RATIONALITY AND SARIN GAS: WHAT SOCIAL SCIENCE TELLS US ABOUT ASSAD’S CHEMICAL WEAPONS ATTACK

If Assad wanted to know what would provoke Donald Trump to attack him directly, fifty-nine Tomahawk missiles gave the answer on April 6. Two days earlier, the town of Khan Sheikhoun southwest of Idlib was hit by a deadly nerve agent, likely sarin gas, killing over eighty civilians. This was the same nerve agent that Syrian armed forces used in a rebel-held area near Damascus in 2013, which triggered President Obama’s famous red line.

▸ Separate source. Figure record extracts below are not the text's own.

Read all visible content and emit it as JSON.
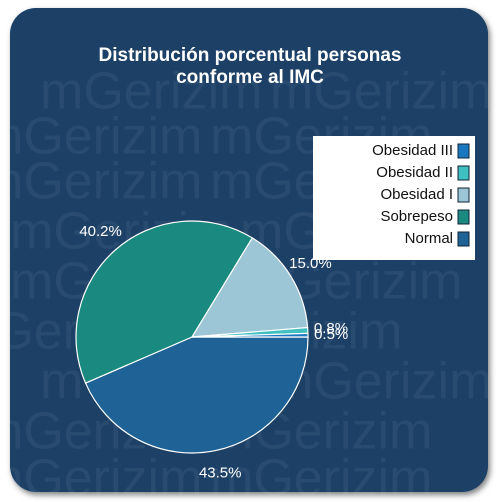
{
  "chart_data": {
    "type": "pie",
    "title": [
      "Distribución porcentual personas",
      "conforme al IMC"
    ],
    "watermark": "mGerizim",
    "categories": [
      "Normal",
      "Sobrepeso",
      "Obesidad I",
      "Obesidad II",
      "Obesidad III"
    ],
    "values": [
      43.5,
      40.2,
      15.0,
      0.8,
      0.5
    ],
    "value_labels": [
      "43.5%",
      "40.2%",
      "15.0%",
      "0.8%",
      "0.5%"
    ],
    "colors": [
      "#1f6396",
      "#1a8a80",
      "#9cc6d6",
      "#40c0c0",
      "#1a78c0"
    ],
    "legend": "upper-right"
  }
}
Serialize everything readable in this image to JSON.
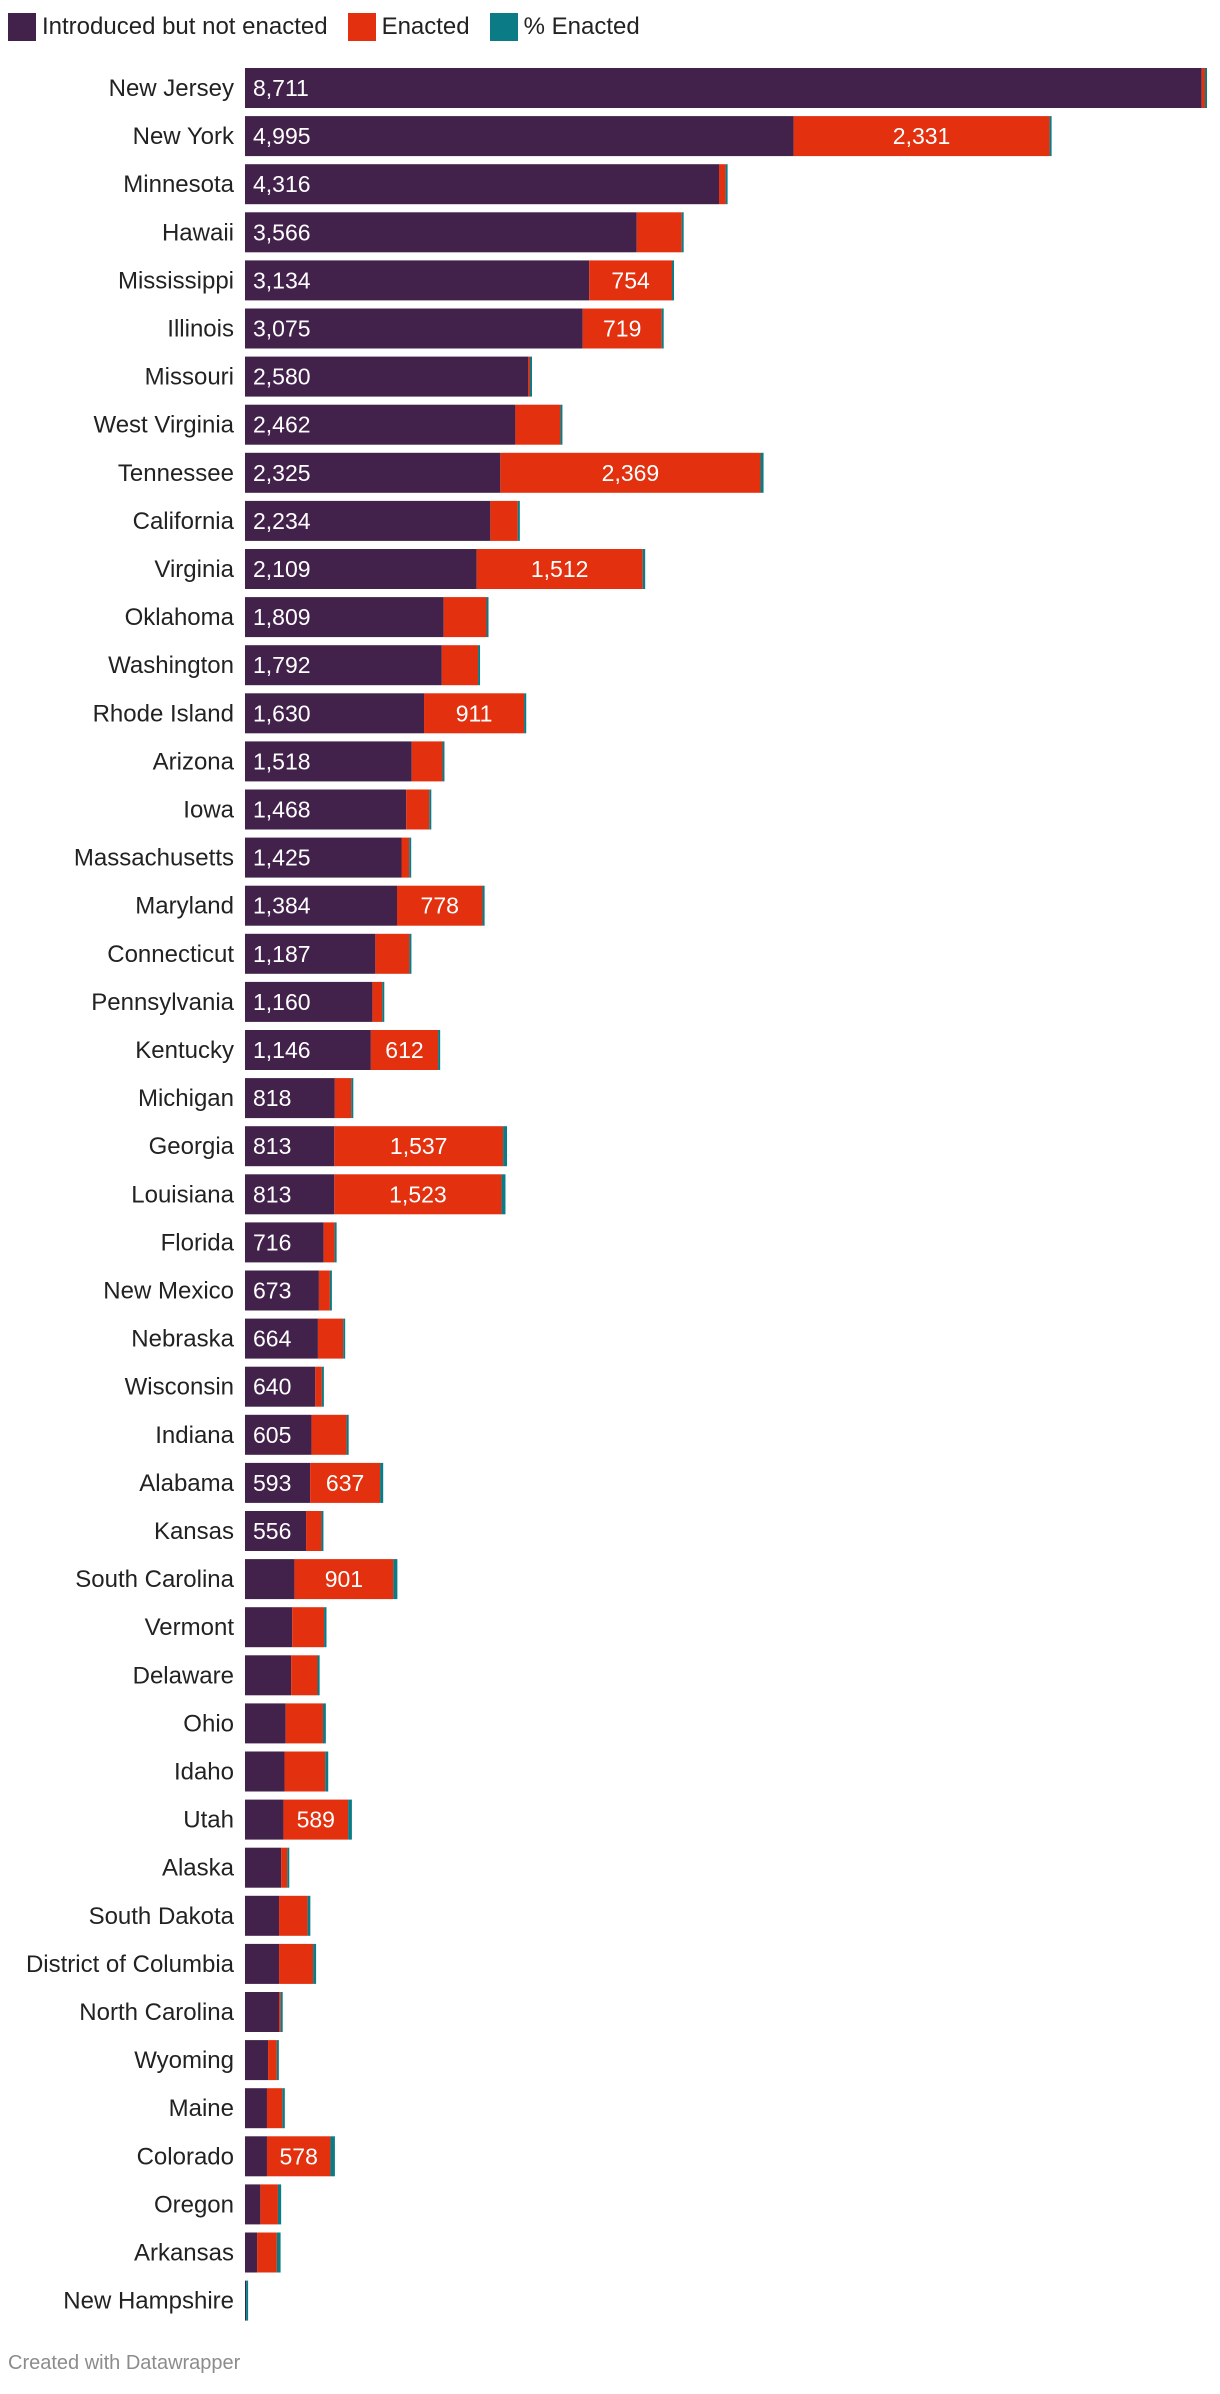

While Russia insists the attack was a false flag operation, several factors indicate that the regime was behind the recent attack, despite their ostensible disarmament. First, US officials announced that American intelligence agencies tracked Syrian aircraft leaving Sharyat airfield to Khan Sheikhoun and back around the time of the chemical attack. Second, after the chemical attack itself, aircraft struck a medical building and a makeshift hospital where the victims were being taken. Third, while ISIS has used chemical weapons, they have been restricted to chlorine and mustard gas, rather than the more advanced sarin gas that appears to have been used recently. Finally, embattled Syrian President Bashar al-Assad has been accused of using other chemical weapons since allegedly handing over his chemical weapon stockpile in 2013, but none of the attacks have been as deadly or garnered as much international attention as the one last Tuesday.